Department for Management of Science and Technology Development, Ton Duc Thang University, Ho Chi Minh City, Vietnam.
Faculty of Civil Engineering, Ton Duc Thang University, Ho Chi Minh City, Vietnam.
Sensors (Basel). 2019 Oct 29;19(21):4698. doi: 10.3390/s19214698.
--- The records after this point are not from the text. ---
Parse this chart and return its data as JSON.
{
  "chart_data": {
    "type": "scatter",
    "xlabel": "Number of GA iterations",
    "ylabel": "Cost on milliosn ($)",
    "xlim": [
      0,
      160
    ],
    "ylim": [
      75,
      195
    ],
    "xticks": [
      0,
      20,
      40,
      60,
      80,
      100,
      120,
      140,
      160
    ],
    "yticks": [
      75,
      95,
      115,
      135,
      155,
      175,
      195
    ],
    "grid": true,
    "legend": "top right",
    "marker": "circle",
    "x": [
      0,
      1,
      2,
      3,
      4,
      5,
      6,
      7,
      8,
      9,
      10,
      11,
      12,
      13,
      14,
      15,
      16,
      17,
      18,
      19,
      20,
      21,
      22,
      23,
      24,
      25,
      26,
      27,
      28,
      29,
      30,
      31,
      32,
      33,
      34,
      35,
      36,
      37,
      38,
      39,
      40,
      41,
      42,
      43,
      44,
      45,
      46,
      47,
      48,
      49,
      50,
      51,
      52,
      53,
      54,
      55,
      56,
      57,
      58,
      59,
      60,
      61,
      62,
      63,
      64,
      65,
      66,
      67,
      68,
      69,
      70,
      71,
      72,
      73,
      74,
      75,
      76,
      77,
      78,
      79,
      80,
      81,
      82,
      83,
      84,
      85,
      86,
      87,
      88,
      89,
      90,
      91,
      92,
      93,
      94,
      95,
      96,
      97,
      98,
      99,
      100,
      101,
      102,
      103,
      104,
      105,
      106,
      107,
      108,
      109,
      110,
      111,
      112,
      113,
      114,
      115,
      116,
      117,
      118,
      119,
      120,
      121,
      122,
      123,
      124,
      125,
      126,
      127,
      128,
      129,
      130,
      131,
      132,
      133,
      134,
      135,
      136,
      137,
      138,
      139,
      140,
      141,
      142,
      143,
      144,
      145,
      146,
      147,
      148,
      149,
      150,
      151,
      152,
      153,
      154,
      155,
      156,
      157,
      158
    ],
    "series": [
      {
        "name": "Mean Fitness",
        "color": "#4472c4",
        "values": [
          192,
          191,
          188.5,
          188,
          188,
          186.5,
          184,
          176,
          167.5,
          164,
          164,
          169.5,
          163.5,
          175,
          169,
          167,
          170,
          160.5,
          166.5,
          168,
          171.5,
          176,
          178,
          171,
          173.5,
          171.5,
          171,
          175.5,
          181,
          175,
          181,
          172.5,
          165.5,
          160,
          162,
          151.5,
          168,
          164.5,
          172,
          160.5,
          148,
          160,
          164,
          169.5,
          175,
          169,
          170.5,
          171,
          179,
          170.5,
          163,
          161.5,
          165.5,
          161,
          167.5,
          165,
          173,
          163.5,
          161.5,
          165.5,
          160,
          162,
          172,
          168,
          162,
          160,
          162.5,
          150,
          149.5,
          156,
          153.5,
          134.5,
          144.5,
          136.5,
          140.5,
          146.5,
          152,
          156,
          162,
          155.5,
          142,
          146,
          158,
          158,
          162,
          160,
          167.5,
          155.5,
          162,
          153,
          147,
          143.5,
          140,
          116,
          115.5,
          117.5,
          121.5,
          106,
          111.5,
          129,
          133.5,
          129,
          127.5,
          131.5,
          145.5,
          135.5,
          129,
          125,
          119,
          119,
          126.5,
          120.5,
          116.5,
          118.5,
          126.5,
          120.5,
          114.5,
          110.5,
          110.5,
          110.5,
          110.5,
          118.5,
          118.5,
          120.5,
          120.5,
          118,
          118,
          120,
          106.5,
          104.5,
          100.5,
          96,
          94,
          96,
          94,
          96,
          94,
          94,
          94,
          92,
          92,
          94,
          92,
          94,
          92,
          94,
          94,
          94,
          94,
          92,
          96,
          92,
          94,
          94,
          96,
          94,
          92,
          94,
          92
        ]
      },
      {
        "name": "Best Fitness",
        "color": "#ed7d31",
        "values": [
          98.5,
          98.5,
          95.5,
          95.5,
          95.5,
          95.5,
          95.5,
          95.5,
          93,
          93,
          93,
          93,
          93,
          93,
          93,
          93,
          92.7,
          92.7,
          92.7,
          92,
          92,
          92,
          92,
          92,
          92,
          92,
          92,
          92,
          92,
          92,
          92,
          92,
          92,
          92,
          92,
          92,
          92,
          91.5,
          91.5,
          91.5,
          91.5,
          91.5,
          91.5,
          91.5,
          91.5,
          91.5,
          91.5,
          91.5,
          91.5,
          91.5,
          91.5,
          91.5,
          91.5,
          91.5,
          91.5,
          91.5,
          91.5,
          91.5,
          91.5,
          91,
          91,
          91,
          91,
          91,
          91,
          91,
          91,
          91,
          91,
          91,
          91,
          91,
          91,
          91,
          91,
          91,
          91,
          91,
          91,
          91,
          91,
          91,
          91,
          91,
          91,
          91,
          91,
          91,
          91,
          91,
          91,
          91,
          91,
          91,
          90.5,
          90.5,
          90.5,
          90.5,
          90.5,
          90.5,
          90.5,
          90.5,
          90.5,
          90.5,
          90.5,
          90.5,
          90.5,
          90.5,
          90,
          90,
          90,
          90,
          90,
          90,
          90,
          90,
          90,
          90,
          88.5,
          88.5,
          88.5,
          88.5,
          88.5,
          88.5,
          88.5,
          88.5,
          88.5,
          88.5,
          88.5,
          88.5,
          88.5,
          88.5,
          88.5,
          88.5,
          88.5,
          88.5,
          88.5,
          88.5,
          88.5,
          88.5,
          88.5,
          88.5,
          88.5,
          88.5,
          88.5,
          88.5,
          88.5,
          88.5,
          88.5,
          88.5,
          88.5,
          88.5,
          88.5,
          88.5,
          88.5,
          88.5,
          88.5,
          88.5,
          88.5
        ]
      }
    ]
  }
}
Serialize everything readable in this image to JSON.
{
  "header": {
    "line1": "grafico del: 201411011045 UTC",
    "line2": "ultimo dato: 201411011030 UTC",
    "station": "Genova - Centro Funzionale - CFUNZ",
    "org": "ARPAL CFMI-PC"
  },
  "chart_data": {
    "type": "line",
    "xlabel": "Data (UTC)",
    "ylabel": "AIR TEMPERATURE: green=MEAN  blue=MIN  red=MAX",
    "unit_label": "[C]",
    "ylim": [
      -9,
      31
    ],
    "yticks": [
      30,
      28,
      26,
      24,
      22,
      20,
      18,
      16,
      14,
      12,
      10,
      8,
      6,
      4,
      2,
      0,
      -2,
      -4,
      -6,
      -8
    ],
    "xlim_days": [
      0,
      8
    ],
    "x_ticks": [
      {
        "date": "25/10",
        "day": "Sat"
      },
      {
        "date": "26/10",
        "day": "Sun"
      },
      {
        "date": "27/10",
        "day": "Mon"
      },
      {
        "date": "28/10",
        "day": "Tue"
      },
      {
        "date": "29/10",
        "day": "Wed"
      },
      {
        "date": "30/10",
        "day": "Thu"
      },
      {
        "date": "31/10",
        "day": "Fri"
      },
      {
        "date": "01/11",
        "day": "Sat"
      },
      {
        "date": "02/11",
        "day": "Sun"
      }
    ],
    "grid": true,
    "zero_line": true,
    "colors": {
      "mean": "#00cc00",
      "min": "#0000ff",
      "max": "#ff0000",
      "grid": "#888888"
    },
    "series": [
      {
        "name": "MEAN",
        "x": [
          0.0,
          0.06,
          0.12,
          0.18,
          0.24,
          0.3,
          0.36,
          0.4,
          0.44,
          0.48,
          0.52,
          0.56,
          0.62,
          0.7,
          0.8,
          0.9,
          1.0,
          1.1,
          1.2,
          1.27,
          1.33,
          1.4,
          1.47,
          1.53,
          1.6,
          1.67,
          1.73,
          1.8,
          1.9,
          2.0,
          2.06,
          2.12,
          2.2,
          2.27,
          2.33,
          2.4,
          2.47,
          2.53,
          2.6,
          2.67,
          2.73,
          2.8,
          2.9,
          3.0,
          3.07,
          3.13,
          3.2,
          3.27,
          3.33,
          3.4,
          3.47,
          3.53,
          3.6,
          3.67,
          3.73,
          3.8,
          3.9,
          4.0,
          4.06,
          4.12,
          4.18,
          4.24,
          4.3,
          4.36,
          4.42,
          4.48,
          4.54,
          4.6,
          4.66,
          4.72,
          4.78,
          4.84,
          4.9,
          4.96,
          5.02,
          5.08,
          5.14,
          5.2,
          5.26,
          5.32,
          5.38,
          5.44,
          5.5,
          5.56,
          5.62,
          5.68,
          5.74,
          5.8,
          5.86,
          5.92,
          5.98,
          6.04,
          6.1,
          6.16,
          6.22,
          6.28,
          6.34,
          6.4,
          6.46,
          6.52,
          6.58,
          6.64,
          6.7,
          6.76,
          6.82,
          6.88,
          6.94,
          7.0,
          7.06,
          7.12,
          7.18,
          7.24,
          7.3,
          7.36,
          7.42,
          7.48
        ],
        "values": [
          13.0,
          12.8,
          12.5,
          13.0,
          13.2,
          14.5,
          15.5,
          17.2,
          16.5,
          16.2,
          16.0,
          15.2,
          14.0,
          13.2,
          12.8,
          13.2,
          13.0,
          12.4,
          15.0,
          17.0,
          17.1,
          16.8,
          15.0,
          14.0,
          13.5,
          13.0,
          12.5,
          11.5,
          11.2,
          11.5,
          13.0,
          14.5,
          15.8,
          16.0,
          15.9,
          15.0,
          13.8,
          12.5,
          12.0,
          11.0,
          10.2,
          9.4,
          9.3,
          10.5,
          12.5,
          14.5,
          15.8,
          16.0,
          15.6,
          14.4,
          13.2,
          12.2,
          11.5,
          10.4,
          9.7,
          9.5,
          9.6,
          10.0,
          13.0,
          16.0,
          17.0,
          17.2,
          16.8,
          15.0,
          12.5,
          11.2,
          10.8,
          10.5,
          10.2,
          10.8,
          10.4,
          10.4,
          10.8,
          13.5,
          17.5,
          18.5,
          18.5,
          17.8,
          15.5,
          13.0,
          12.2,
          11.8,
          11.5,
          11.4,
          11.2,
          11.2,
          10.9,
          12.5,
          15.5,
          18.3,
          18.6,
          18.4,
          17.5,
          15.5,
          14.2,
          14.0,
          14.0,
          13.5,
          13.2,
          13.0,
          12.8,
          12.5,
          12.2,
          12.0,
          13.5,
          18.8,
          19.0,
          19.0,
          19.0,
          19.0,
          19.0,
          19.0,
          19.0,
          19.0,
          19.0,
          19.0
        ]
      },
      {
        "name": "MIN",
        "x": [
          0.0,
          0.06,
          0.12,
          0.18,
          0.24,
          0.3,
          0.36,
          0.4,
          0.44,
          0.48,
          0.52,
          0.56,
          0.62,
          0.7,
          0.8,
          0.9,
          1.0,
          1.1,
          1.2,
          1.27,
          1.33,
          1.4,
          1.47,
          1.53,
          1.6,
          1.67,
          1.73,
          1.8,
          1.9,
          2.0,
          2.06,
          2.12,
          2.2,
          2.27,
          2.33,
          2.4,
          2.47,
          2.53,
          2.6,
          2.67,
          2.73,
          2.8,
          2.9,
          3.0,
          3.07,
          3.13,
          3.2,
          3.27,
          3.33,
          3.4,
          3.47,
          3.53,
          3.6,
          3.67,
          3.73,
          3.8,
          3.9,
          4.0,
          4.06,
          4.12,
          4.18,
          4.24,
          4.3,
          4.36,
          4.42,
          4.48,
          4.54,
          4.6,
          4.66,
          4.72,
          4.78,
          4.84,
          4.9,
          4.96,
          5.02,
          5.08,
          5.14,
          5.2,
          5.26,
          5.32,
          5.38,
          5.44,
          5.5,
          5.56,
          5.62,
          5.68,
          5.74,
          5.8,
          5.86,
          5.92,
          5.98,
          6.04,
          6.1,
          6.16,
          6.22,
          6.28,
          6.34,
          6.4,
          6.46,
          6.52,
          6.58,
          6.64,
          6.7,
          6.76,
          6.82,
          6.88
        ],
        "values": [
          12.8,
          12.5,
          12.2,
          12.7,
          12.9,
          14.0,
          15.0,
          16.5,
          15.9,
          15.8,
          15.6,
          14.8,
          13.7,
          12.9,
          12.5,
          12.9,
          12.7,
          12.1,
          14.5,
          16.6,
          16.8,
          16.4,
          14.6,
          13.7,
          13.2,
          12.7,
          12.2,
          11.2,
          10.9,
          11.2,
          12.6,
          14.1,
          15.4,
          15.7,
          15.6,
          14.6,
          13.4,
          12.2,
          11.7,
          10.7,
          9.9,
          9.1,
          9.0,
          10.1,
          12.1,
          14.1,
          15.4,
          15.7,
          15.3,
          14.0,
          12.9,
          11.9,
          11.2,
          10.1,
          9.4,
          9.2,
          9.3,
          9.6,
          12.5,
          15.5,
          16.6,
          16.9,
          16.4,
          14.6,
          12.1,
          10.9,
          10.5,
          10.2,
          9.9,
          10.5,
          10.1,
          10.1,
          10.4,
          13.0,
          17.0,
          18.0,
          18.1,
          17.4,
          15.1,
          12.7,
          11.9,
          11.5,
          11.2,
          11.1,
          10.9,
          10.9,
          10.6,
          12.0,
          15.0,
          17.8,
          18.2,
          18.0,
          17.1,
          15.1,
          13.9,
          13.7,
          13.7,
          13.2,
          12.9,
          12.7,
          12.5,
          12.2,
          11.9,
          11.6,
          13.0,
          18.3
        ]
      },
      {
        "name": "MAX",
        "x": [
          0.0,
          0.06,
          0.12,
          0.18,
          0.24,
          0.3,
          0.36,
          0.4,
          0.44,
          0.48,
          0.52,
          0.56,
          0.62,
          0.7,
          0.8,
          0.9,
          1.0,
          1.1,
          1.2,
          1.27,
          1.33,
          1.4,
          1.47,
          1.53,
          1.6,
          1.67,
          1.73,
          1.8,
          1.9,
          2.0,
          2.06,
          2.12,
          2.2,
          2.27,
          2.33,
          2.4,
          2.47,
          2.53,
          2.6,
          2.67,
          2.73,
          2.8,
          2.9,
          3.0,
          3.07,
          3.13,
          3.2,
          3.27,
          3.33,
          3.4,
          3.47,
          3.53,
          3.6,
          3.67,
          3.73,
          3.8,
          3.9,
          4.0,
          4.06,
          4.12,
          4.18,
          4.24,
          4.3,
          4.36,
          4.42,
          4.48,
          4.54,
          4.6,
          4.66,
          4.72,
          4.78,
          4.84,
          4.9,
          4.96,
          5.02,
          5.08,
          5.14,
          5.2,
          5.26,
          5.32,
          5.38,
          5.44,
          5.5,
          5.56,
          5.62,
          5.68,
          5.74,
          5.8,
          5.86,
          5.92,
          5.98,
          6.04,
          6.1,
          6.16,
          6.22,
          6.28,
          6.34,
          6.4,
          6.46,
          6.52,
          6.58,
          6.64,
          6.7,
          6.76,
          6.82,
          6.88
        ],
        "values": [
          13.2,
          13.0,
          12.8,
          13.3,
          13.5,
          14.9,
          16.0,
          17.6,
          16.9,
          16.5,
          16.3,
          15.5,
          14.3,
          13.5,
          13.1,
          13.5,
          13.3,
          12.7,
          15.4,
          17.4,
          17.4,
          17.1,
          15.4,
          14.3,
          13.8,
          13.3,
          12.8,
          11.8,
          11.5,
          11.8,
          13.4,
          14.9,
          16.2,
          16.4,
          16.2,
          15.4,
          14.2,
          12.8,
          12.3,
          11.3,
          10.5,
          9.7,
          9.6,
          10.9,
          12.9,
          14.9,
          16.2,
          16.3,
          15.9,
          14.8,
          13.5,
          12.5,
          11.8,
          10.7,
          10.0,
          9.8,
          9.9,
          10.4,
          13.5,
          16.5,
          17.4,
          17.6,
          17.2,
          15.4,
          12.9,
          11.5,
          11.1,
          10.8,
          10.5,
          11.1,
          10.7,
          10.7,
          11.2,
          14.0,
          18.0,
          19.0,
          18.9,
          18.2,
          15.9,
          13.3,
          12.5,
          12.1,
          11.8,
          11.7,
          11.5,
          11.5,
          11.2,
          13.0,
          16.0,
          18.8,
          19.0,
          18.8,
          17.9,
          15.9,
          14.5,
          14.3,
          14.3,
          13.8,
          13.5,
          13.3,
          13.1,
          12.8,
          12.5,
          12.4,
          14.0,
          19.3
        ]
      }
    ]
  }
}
Regular optimization techniques have been widely used in landslide-related problems. This paper outlines two novel optimizations of artificial neural network (ANN) using grey wolf optimization (GWO) and biogeography-based optimization (BBO) metaheuristic algorithms in the Ardabil province, Iran. To this end, these algorithms are synthesized with a multi-layer perceptron (MLP) neural network for optimizing its computational parameters. The used spatial database consists of fourteen landslide conditioning factors, namely elevation, slope aspect, land use, plan curvature, profile curvature, soil type, distance to river, distance to road, distance to fault, rainfall, slope degree, stream power index (SPI), topographic wetness index (TWI) and lithology. 70% of the identified landslides are randomly selected to train the proposed models and the remaining 30% is used to evaluate the accuracy of them. Also, the frequency ratio theory is used to analyze the spatial interaction between the landslide and conditioning factors. Obtained values of area under the receiver operating characteristic curve, as well as mean square error and mean absolute error showed that both GWO and BBO hybrid algorithms could efficiently improve the learning capability of the MLP. Besides, the BBO-based ensemble surpasses other implemented models.
常规优化技术已广泛应用于滑坡相关问题。本文概述了两种新颖的基于灰狼优化(GWO)和生物地理学优化(BBO)元启发式算法的人工神经网络(ANN)优化,该方法在伊朗阿尔达比勒省进行。为此,这些算法与多层感知器(MLP)神经网络相结合,以优化其计算参数。使用的空间数据库包含 14 个滑坡条件因素,即海拔、坡度方向、土地利用、平面曲率、剖面曲率、土壤类型、河流距离、道路距离、断层距离、降雨量、坡度、水流功率指数(SPI)、地形湿度指数(TWI)和岩性。识别出的滑坡中有 70%被随机选择来训练所提出的模型,其余 30%用于评估它们的准确性。此外,频率比理论用于分析滑坡与条件因素之间的空间相互作用。获得的接收者操作特征曲线下的面积、均方误差和平均绝对误差值表明,GWO 和 BBO 混合算法都可以有效地提高 MLP 的学习能力。此外,基于 BBO 的集成优于其他实施的模型。